De fait, cette accusation s’appuie sur des preuves solides. Il ne s’est pas laissé porter par les grandes vagues d’engouement pour le communisme (il était donc un aimable intellectuel petit-bourgeois), et pas davantage par le puissant reflux qui, sans discrimination, jette aux orties tous les outils de l’analyse marxiste (le voilà donc stalinien). Il a décrit l’avide gourmandise du capitalisme d’outre-Atlantique (il était donc anti-américain), mais ne voit pas dans l’étatisation le remède à la crise (c’est un agent de l’impérialisme). Il a beaucoup écrit sur l’exploitation des peuples dominés (mais comment ne pas le pardonner à un idéaliste ?) et s’obstine dans la même veine (c’est un cynique qui ose proposer en modèle les tyranneaux du tiers-monde). Il n’a pas cédé aux paniques de la guerre froide (c’était un pacifiste à tout crin), il n’avale pas les définitions officielles de la détente (le voilà devenu prophète de malheur, annonciateur d’apocalypse et, pour tout dire, fauteur de guerre).

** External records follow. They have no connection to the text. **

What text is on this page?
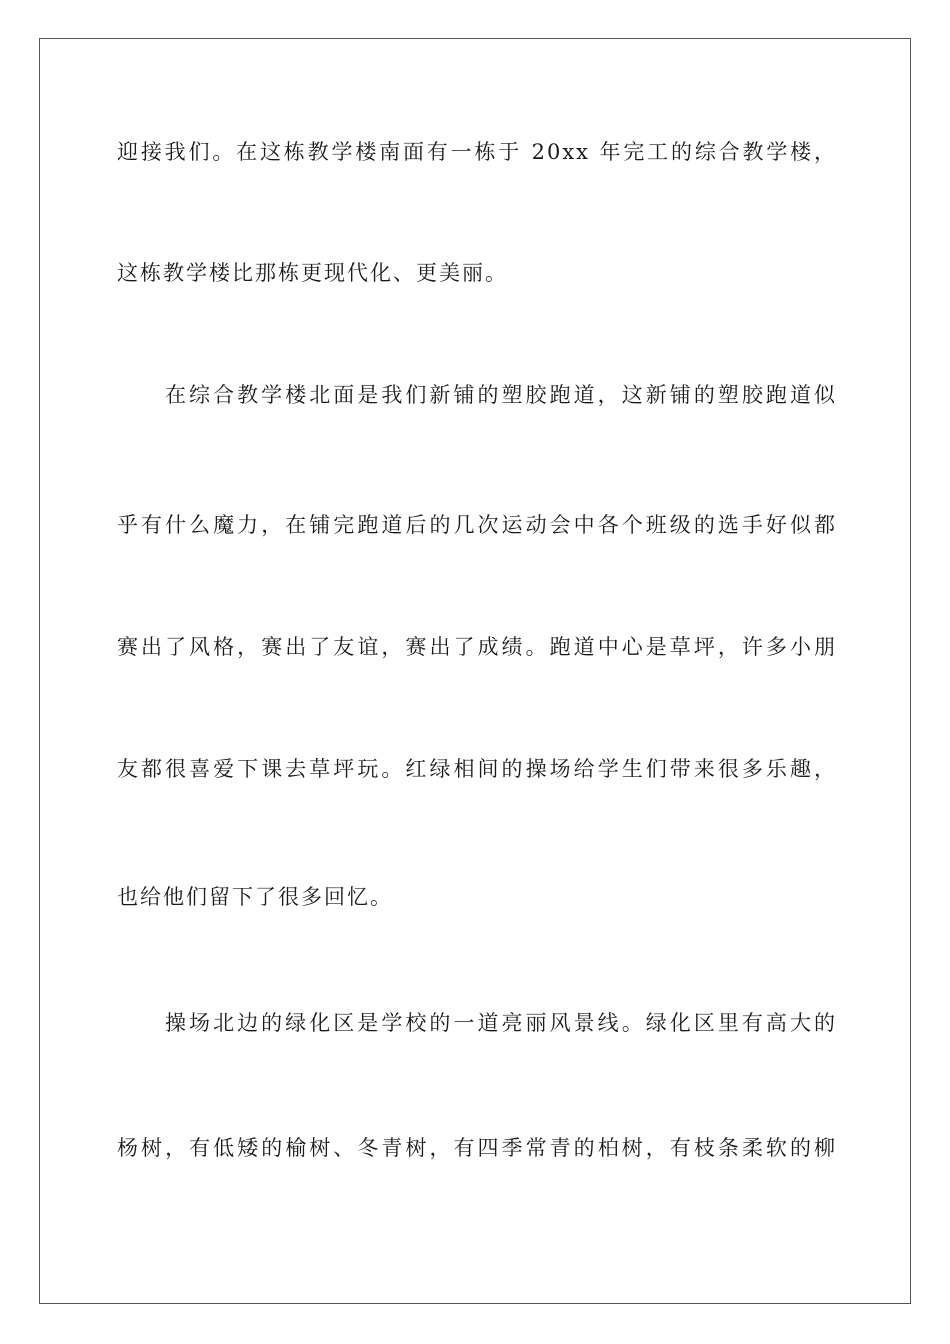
迎接我们。在这栋教学楼南面有一栋于 20xx 年完工的综合教学楼，
这栋教学楼比那栋更现代化、更美丽。
在综合教学楼北面是我们新铺的塑胶跑道，这新铺的塑胶跑道似
乎有什么魔力，在铺完跑道后的几次运动会中各个班级的选手好似都
赛出了风格，赛出了友谊，赛出了成绩。跑道中心是草坪，许多小朋
友都很喜爱下课去草坪玩。红绿相间的操场给学生们带来很多乐趣，
也给他们留下了很多回忆。
操场北边的绿化区是学校的一道亮丽风景线。绿化区里有高大的
杨树，有低矮的榆树、冬青树，有四季常青的柏树，有枝条柔软的柳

A vrai dire, il s’en moque. Enormes sont les moyens mis en œuvre pour conditionner l’opinion publique, et, dans leur immense majorité, ces moyens – à la fois intellectuels et matériels – sont aux mains des hommes de pouvoir, directement ou par relais, administrativement ou par complaisance. Une société peut, dans de telles conditions, se permettre de sacrifier aux rites de la démocratie chaque fois que cela ne porte pas atteinte aux intérêts des puissants, mais ses dirigeants savent bien qu’elle changerait de visage si la démocratie était libérée de ses entraves. Voilà bien le danger. Pour tenter de l’écarter, il faut convaincre le grand public que, en dépit d’incontestables déficiences, la société libérale avancée est quand même plus agréable à vivre que tout autre modèle existant de par le monde. Aucun effort ne sera donc négligé pour dénoncer les tares – ostensibles, éclatantes – des autres systèmes. Et pourquoi pas, si un exercice aussi salubre ne détourne pas le regard des tares du système dans lequel on vit ? Mais la critique se porte plus volontiers sur autrui que sur soi et finit par donner un caractère anodin et bénin aux injustices commises chez soi.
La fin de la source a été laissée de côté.